We drank for about 12 hours straight. I wanted to keep going but no one else was having it. We're all getting old. The next day I awoke on the floor with a hangover that continued to get worse the longer I was awake. It was a struggle to form words, let alone hold conversations with the stragglers from the night before. I spent the rest of the day lounging by the pool with Brian's family, alternating between laughing at their stories and praying for a respite from the pain. I wanted to go for a swim and I even put on my fat kid bathing suit at one point.
But after nearly capsizing a pool float, I realized I just didn't have the energy. Finally my chariot arrived to whisk me back home. It was difficult to leave the peacefulness of the suburbs and head back to the city. I could've stayed by that pool forever. It was a pretty perfect weekend overall.

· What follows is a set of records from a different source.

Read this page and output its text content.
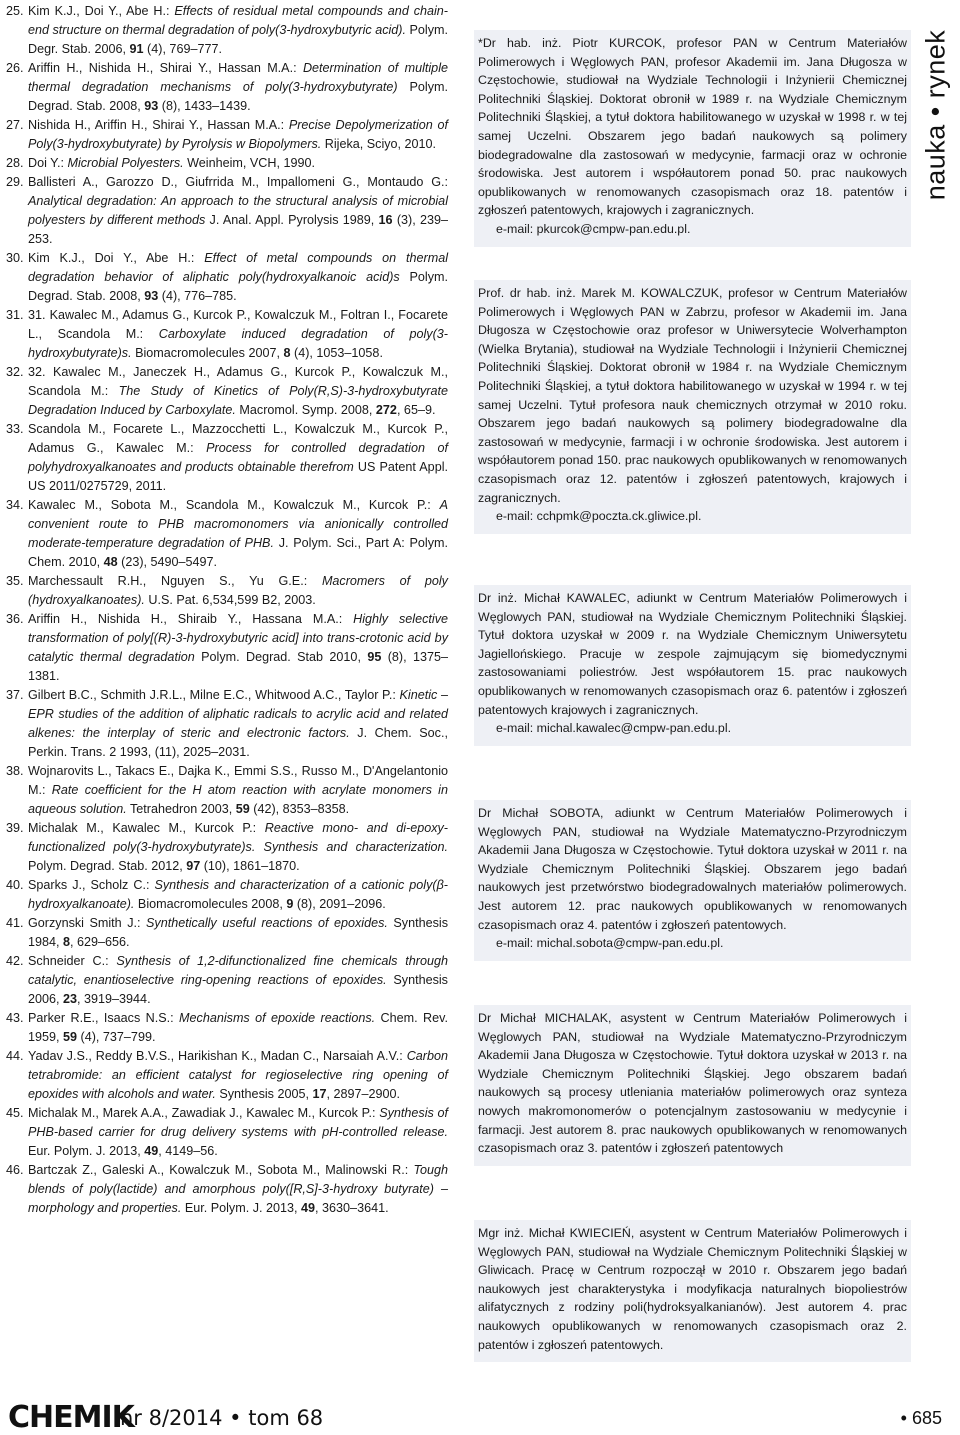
25. Kim K.J., Doi Y., Abe H.: Effects of residual metal compounds and chain-end structure on thermal degradation of poly(3-hydroxybutyric acid). Polym. Degr. Stab. 2006, 91 (4), 769–777.
26. Ariffin H., Nishida H., Shirai Y., Hassan M.A.: Determination of multiple thermal degradation mechanisms of poly(3-hydroxybutyrate) Polym. Degrad. Stab. 2008, 93 (8), 1433–1439.
27. Nishida H., Ariffin H., Shirai Y., Hassan M.A.: Precise Depolymerization of Poly(3-hydroxybutyrate) by Pyrolysis w Biopolymers. Rijeka, Sciyo, 2010.
28. Doi Y.: Microbial Polyesters. Weinheim, VCH, 1990.
29. Ballisteri A., Garozzo D., Giufrrida M., Impallomeni G., Montaudo G.: Analytical degradation: An approach to the structural analysis of microbial polyesters by different methods J. Anal. Appl. Pyrolysis 1989, 16 (3), 239–253.
30. Kim K.J., Doi Y., Abe H.: Effect of metal compounds on thermal degradation behavior of aliphatic poly(hydroxyalkanoic acid)s Polym. Degrad. Stab. 2008, 93 (4), 776–785.
31. 31. Kawalec M., Adamus G., Kurcok P., Kowalczuk M., Foltran I., Focarete L., Scandola M.: Carboxylate induced degradation of poly(3-hydroxybutyrate)s. Biomacromolecules 2007, 8 (4), 1053–1058.
32. 32. Kawalec M., Janeczek H., Adamus G., Kurcok P., Kowalczuk M., Scandola M.: The Study of Kinetics of Poly(R,S)-3-hydroxybutyrate Degradation Induced by Carboxylate. Macromol. Symp. 2008, 272, 65–9.
33. Scandola M., Focarete L., Mazzocchetti L., Kowalczuk M., Kurcok P., Adamus G., Kawalec M.: Process for controlled degradation of polyhydroxyalkanoates and products obtainable therefrom US Patent Appl. US 2011/0275729, 2011.
34. Kawalec M., Sobota M., Scandola M., Kowalczuk M., Kurcok P.: A convenient route to PHB macromonomers via anionically controlled moderate-temperature degradation of PHB. J. Polym. Sci., Part A: Polym. Chem. 2010, 48 (23), 5490–5497.
35. Marchessault R.H., Nguyen S., Yu G.E.: Macromers of poly (hydroxyalkanoates). U.S. Pat. 6,534,599 B2, 2003.
36. Ariffin H., Nishida H., Shiraib Y., Hassana M.A.: Highly selective transformation of poly[(R)-3-hydroxybutyric acid] into trans-crotonic acid by catalytic thermal degradation Polym. Degrad. Stab 2010, 95 (8), 1375–1381.
37. Gilbert B.C., Schmith J.R.L., Milne E.C., Whitwood A.C., Taylor P.: Kinetic – EPR studies of the addition of aliphatic radicals to acrylic acid and related alkenes: the interplay of steric and electronic factors. J. Chem. Soc., Perkin. Trans. 2 1993, (11), 2025–2031.
38. Wojnarovits L., Takacs E., Dajka K., Emmi S.S., Russo M., D'Angelantonio M.: Rate coefficient for the H atom reaction with acrylate monomers in aqueous solution. Tetrahedron 2003, 59 (42), 8353–8358.
39. Michalak M., Kawalec M., Kurcok P.: Reactive mono- and di-epoxy-functionalized poly(3-hydroxybutyrate)s. Synthesis and characterization. Polym. Degrad. Stab. 2012, 97 (10), 1861–1870.
40. Sparks J., Scholz C.: Synthesis and characterization of a cationic poly(β-hydroxyalkanoate). Biomacromolecules 2008, 9 (8), 2091–2096.
41. Gorzynski Smith J.: Synthetically useful reactions of epoxides. Synthesis 1984, 8, 629–656.
42. Schneider C.: Synthesis of 1,2-difunctionalized fine chemicals through catalytic, enantioselective ring-opening reactions of epoxides. Synthesis 2006, 23, 3919–3944.
43. Parker R.E., Isaacs N.S.: Mechanisms of epoxide reactions. Chem. Rev. 1959, 59 (4), 737–799.
44. Yadav J.S., Reddy B.V.S., Harikishan K., Madan C., Narsaiah A.V.: Carbon tetrabromide: an efficient catalyst for regioselective ring opening of epoxides with alcohols and water. Synthesis 2005, 17, 2897–2900.
45. Michalak M., Marek A.A., Zawadiak J., Kawalec M., Kurcok P.: Synthesis of PHB-based carrier for drug delivery systems with pH-controlled release. Eur. Polym. J. 2013, 49, 4149–56.
46. Bartczak Z., Galeski A., Kowalczuk M., Sobota M., Malinowski R.: Tough blends of poly(lactide) and amorphous poly([R,S]-3-hydroxy butyrate) – morphology and properties. Eur. Polym. J. 2013, 49, 3630–3641.

*Dr hab. inż. Piotr KURCOK, profesor PAN w Centrum Materiałów Polimerowych i Węglowych PAN, profesor Akademii im. Jana Długosza w Częstochowie, studiował na Wydziale Technologii i Inżynierii Chemicznej Politechniki Śląskiej. Doktorat obronił w 1989 r. na Wydziale Chemicznym Politechniki Śląskiej, a tytuł doktora habilitowanego w uzyskał w 1998 r. w tej samej Uczelni. Obszarem jego badań naukowych są polimery biodegradowalne dla zastosowań w medycynie, farmacji oraz w ochronie środowiska. Jest autorem i współautorem ponad 50. prac naukowych opublikowanych w renomowanych czasopismach oraz 18. patentów i zgłoszeń patentowych, krajowych i zagranicznych.

e-mail: pkurcok@cmpw-pan.edu.pl.

Prof. dr hab. inż. Marek M. KOWALCZUK, profesor w Centrum Materiałów Polimerowych i Węglowych PAN w Zabrzu, profesor w Akademii im. Jana Długosza w Częstochowie oraz profesor w Uniwersytecie Wolverhampton (Wielka Brytania), studiował na Wydziale Technologii i Inżynierii Chemicznej Politechniki Śląskiej. Doktorat obronił w 1984 r. na Wydziale Chemicznym Politechniki Śląskiej, a tytuł doktora habilitowanego w uzyskał w 1994 r. w tej samej Uczelni. Tytuł profesora nauk chemicznych otrzymał w 2010 roku. Obszarem jego badań naukowych są polimery biodegradowalne dla zastosowań w medycynie, farmacji i w ochronie środowiska. Jest autorem i współautorem ponad 150. prac naukowych opublikowanych w renomowanych czasopismach oraz 12. patentów i zgłoszeń patentowych, krajowych i zagranicznych.

e-mail: cchpmk@poczta.ck.gliwice.pl.

Dr inż. Michał KAWALEC, adiunkt w Centrum Materiałów Polimerowych i Węglowych PAN, studiował na Wydziale Chemicznym Politechniki Śląskiej. Tytuł doktora uzyskał w 2009 r. na Wydziale Chemicznym Uniwersytetu Jagiellońskiego. Pracuje w zespole zajmującym się biomedycznymi zastosowaniami poliestrów. Jest współautorem 15. prac naukowych opublikowanych w renomowanych czasopismach oraz 6. patentów i zgłoszeń patentowych krajowych i zagranicznych.

e-mail: michal.kawalec@cmpw-pan.edu.pl.

Dr Michał SOBOTA, adiunkt w Centrum Materiałów Polimerowych i Węglowych PAN, studiował na Wydziale Matematyczno-Przyrodniczym Akademii Jana Długosza w Częstochowie. Tytuł doktora uzyskał w 2011 r. na Wydziale Chemicznym Politechniki Śląskiej. Obszarem jego badań naukowych jest przetwórstwo biodegradowalnych materiałów polimerowych. Jest autorem 12. prac naukowych opublikowanych w renomowanych czasopismach oraz 4. patentów i zgłoszeń patentowych.

e-mail: michal.sobota@cmpw-pan.edu.pl.

Dr Michał MICHALAK, asystent w Centrum Materiałów Polimerowych i Węglowych PAN, studiował na Wydziale Matematyczno-Przyrodniczym Akademii Jana Długosza w Częstochowie. Tytuł doktora uzyskał w 2013 r. na Wydziale Chemicznym Politechniki Śląskiej. Jego obszarem badań naukowych są procesy utleniania materiałów polimerowych oraz synteza nowych makromonomerów o potencjalnym zastosowaniu w medycynie i farmacji. Jest autorem 8. prac naukowych opublikowanych w renomowanych czasopismach oraz 3. patentów i zgłoszeń patentowych

Mgr inż. Michał KWIECIEŃ, asystent w Centrum Materiałów Polimerowych i Węglowych PAN, studiował na Wydziale Chemicznym Politechniki Śląskiej w Gliwicach. Pracę w Centrum rozpoczął w 2010 r. Obszarem jego badań naukowych jest charakterystyka i modyfikacja naturalnych biopoliestrów alifatycznych z rodziny poli(hydroksyalkanianów). Jest autorem 4. prac naukowych opublikowanych w renomowanych czasopismach oraz 2. patentów i zgłoszeń patentowych.

nauka • rynek
CHEMIK
nr 8/2014 • tom 68	• 685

Remember that blog I wrote about drinking in moderation? Well obviously I couldn't start doing that until after the Memorial day weekend. Plus a friend is in town tonight, and I have a work happy hour tomorrow. Just get off my back okay?!?

To Do

This weekend I realized just how close this huge life-altering journey is and how much we still need to get done. Thus, I'm making a to-do list. In no particular order...

  • Quit job
  • Plan drive across country, including stop at Mom's house.
  • Get road trip supplies - tents, sleeping bags etc.
  • Throw huge, amazing going away party for self
  • Give away stuff to Salvation Army
  • Fly to LA to look at potential apartments
  • Secure sublet in Los Angeles
  • Turn 27
  • Save 2000 more dollars
  • Pack bar minimum of belongings for drive to California
  • Pack up everything else and store at Chris' parents' house to be shipped later
  • Find a doctor
  • Get a physical
  • Lose 8 lbs
  • Buy bathing suit that won't frighten children
  • Drink much less
  • Cancel gym membership
  • Look for freelance jobs
  • Network with LA contacts
  • Get a bike

Yikes. Better get started....tomorrow.